Buller’s ‘mistakes’ in the early battles and at and Spion Kop were, in fact, repeated by all the other British commanders in the early part of the Boer war – Roberts, Methuen and Gatacre – this was unknown territory for all British troops and their leaders, a mobile war against an enemy intimately familiar with the territory in which they were operating, and whose tactics were based on this knowledge. The Boer’s also had the advantage of greatly superior equipment. British soldiers were made to seem wooden and uninspired. Numbers of British troops were massively reinforced after Roberts’ arrival and it was the combination of: (A) numerical superiority (the original expeditionary force numbered 85,000 and there were over four times that number of British troops by the end of the war, (B) a gradual recognition that the tactics of the Crimean War didn’t suit either South African terrain or a terrorist-type enemy like the Boers and (C) the brutal treatment of civilians ordered by Kitchener (which included the introduction of the first concentration camps), that eventually won the war.
London recalled Buller in October 1900 and reappointed him as head of the Aldershot Command – but his ability to continue an important command like Aldershot was soon being vigorously questioned by those elements of the press in which he had created enemies (particularly by “The Times” war correspondent Leo Amery and the Spectator) and by ministers and right-wing backbench MPs amongst whom he had virtually no supporters; in the background Edward VII, King from January, 1901, was another opponent. The criticism centred on a message he had sent to one of his generals before Ladysmith which could have been interpreted as suggesting the possibility of surrender (the message was badly phrased, which he recognised). Through all this he was given the rousing support of his men wherever he went.

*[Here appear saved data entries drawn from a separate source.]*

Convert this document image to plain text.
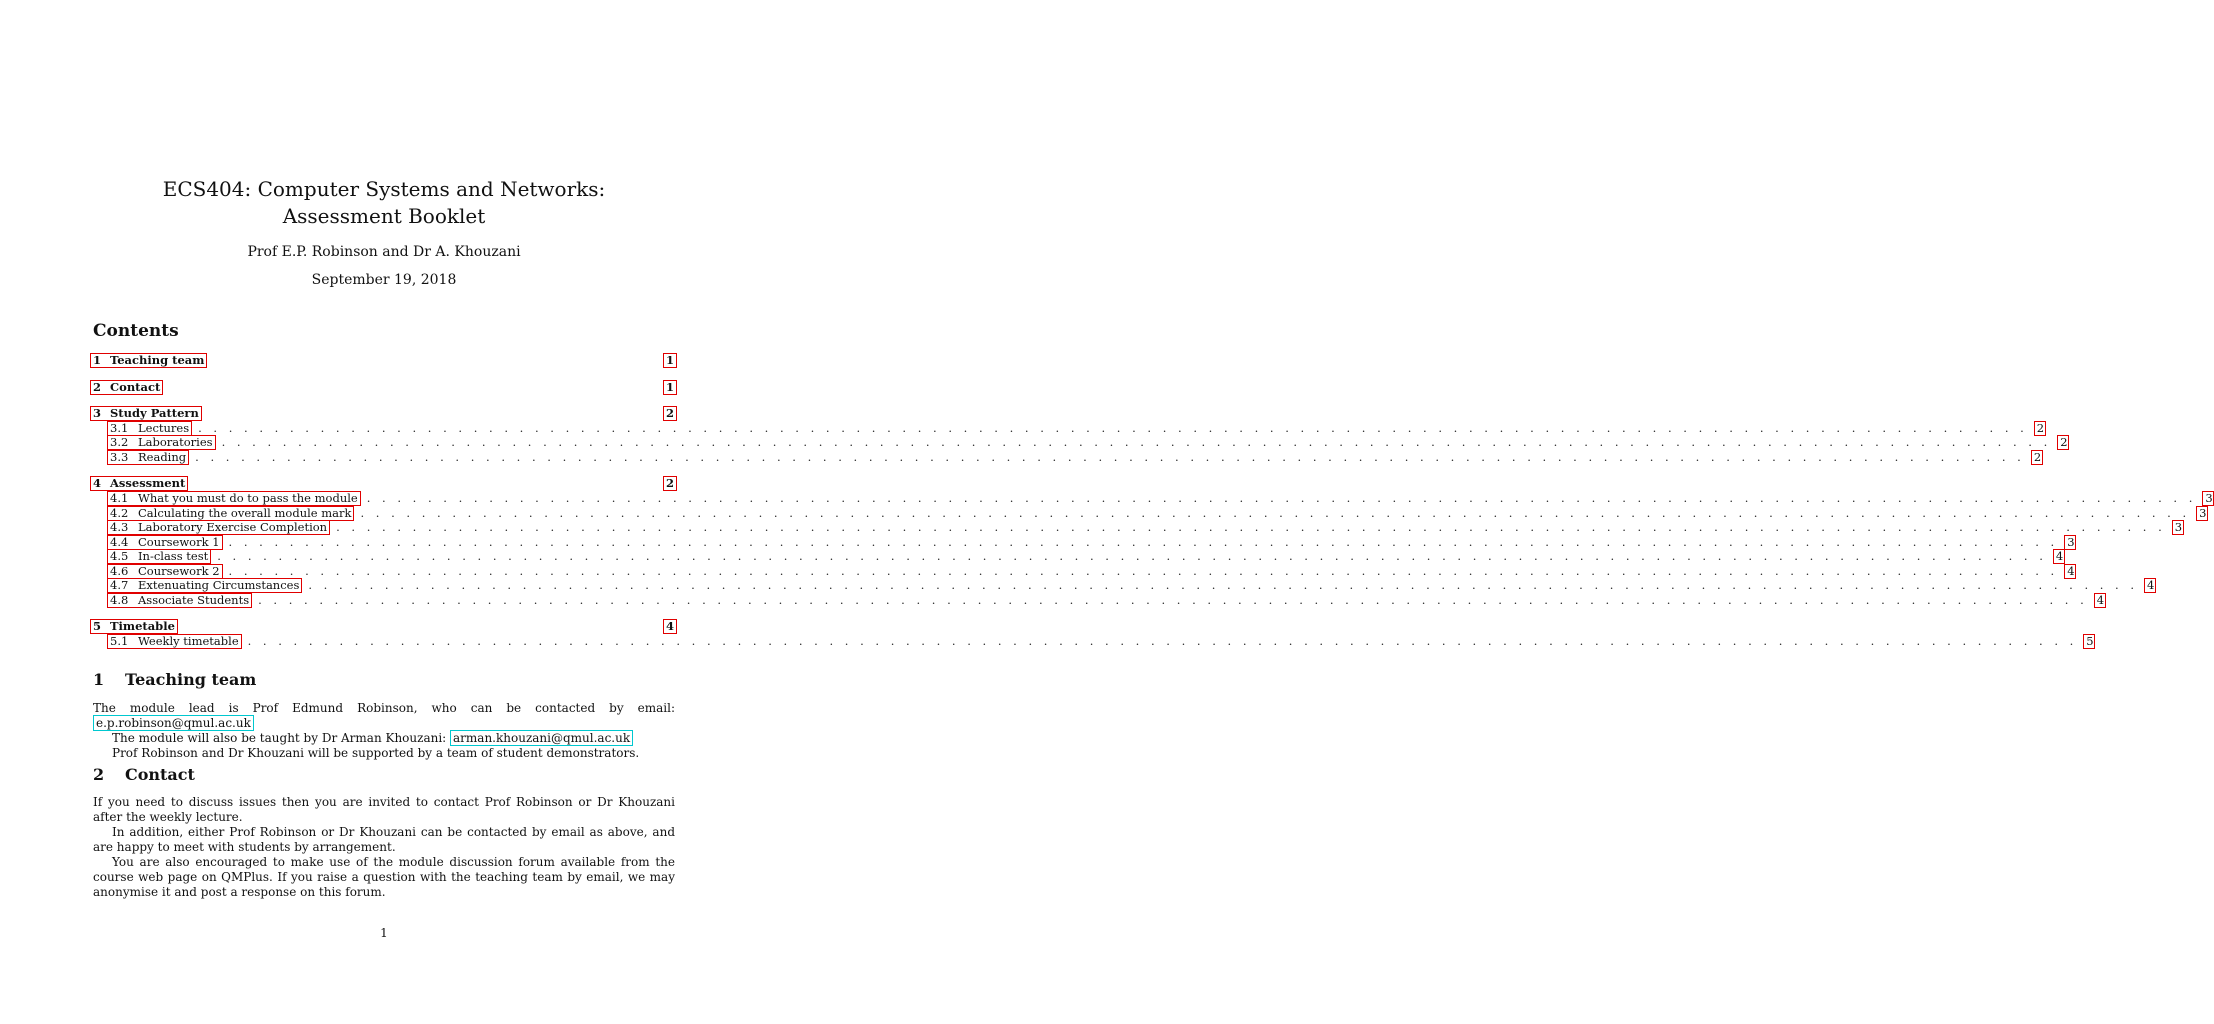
ECS404: Computer Systems and Networks:
Assessment Booklet
Prof E.P. Robinson and Dr A. Khouzani
September 19, 2018
Contents
1 Teaching team	1
2 Contact	1
3 Study Pattern	2
3.1 Lectures . . . . . . . . . . . . . . . . . . . . . . . . . . . . . . . . . . . . . . . . . . . . . . . . . . . . . . . . . . . . . . . . . . . . . . . . . . . . . . . . . . . . . . . . . . . . . . . . . . . . . . . . . . . . . . . . . . . . . . . . 2
3.2 Laboratories . . . . . . . . . . . . . . . . . . . . . . . . . . . . . . . . . . . . . . . . . . . . . . . . . . . . . . . . . . . . . . . . . . . . . . . . . . . . . . . . . . . . . . . . . . . . . . . . . . . . . . . . . . . . . . . . . . . . . . . . 2
3.3 Reading . . . . . . . . . . . . . . . . . . . . . . . . . . . . . . . . . . . . . . . . . . . . . . . . . . . . . . . . . . . . . . . . . . . . . . . . . . . . . . . . . . . . . . . . . . . . . . . . . . . . . . . . . . . . . . . . . . . . . . . . 2
4 Assessment	2
4.1 What you must do to pass the module . . . . . . . . . . . . . . . . . . . . . . . . . . . . . . . . . . . . . . . . . . . . . . . . . . . . . . . . . . . . . . . . . . . . . . . . . . . . . . . . . . . . . . . . . . . . . . . . . . . . . . . . . . . . . . . . . . . . . . . . 3
4.2 Calculating the overall module mark . . . . . . . . . . . . . . . . . . . . . . . . . . . . . . . . . . . . . . . . . . . . . . . . . . . . . . . . . . . . . . . . . . . . . . . . . . . . . . . . . . . . . . . . . . . . . . . . . . . . . . . . . . . . . . . . . . . . . . . . 3
4.3 Laboratory Exercise Completion . . . . . . . . . . . . . . . . . . . . . . . . . . . . . . . . . . . . . . . . . . . . . . . . . . . . . . . . . . . . . . . . . . . . . . . . . . . . . . . . . . . . . . . . . . . . . . . . . . . . . . . . . . . . . . . . . . . . . . . . 3
4.4 Coursework 1 . . . . . . . . . . . . . . . . . . . . . . . . . . . . . . . . . . . . . . . . . . . . . . . . . . . . . . . . . . . . . . . . . . . . . . . . . . . . . . . . . . . . . . . . . . . . . . . . . . . . . . . . . . . . . . . . . . . . . . . . 3
4.5 In-class test . . . . . . . . . . . . . . . . . . . . . . . . . . . . . . . . . . . . . . . . . . . . . . . . . . . . . . . . . . . . . . . . . . . . . . . . . . . . . . . . . . . . . . . . . . . . . . . . . . . . . . . . . . . . . . . . . . . . . . . . 4
4.6 Coursework 2 . . . . . . . . . . . . . . . . . . . . . . . . . . . . . . . . . . . . . . . . . . . . . . . . . . . . . . . . . . . . . . . . . . . . . . . . . . . . . . . . . . . . . . . . . . . . . . . . . . . . . . . . . . . . . . . . . . . . . . . . 4
4.7 Extenuating Circumstances . . . . . . . . . . . . . . . . . . . . . . . . . . . . . . . . . . . . . . . . . . . . . . . . . . . . . . . . . . . . . . . . . . . . . . . . . . . . . . . . . . . . . . . . . . . . . . . . . . . . . . . . . . . . . . . . . . . . . . . . 4
4.8 Associate Students . . . . . . . . . . . . . . . . . . . . . . . . . . . . . . . . . . . . . . . . . . . . . . . . . . . . . . . . . . . . . . . . . . . . . . . . . . . . . . . . . . . . . . . . . . . . . . . . . . . . . . . . . . . . . . . . . . . . . . . . 4
5 Timetable	4
5.1 Weekly timetable . . . . . . . . . . . . . . . . . . . . . . . . . . . . . . . . . . . . . . . . . . . . . . . . . . . . . . . . . . . . . . . . . . . . . . . . . . . . . . . . . . . . . . . . . . . . . . . . . . . . . . . . . . . . . . . . . . . . . . . . 5
1 Teaching team

The module lead is Prof Edmund Robinson, who can be contacted by email: e.p.robinson@qmul.ac.uk

The module will also be taught by Dr Arman Khouzani: arman.khouzani@qmul.ac.uk

Prof Robinson and Dr Khouzani will be supported by a team of student demonstrators.

2 Contact

If you need to discuss issues then you are invited to contact Prof Robinson or Dr Khouzani after the weekly lecture.

In addition, either Prof Robinson or Dr Khouzani can be contacted by email as above, and are happy to meet with students by arrangement.

You are also encouraged to make use of the module discussion forum available from the course web page on QMPlus. If you raise a question with the teaching team by email, we may anonymise it and post a response on this forum.

1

In 1901 (October) he made an impromptu speech at a luncheon in London to try to answer the criticisms. He spoke in his usual straightforward way (recognising afterwards that parts of what he said were ill-judged) in trying to justify actions he had taken during the war. His speech was thought to be a breach of discipline and he was suspended on half-pay from the army a few days later (in effect, he had been sacked).
1901 –1908 The rest of his life was spent at Downes accepting in dignified silence the prolonged attacks on his ‘failures’ in the Boer War – but never losing his great popularity among all elements of the public throughout the country but particularly in Devon.
The message below his mounted effigy in Exeter which reads ‘He saved Natal’ is certainly a vast overstatement; nevertheless Buller did make a very significant contribution to the winning of the Boer War, although he was almost certainly correct in his assessment that he wasn’t the right person to be commander of the expeditionary force in 1899. There was nobody capable of taking the role at that time.
He must also be remembered for what he achieved in the earlier years of his army career - in his War Office years by setting-up the army reforms that made the mounting of the British Expeditionary Force in 1914 a possibility; his service in Ireland; his remarkable bravery and leadership in the First Boer War, the Zulu War and the Kaffir War and his very significant contribution to many smaller campaigns. He was someone whose bravery, great powers of leadership and judgement, and qualities of humanity and straightforwardness shine out from so many of the current accounts of his life. In my view a truly great man.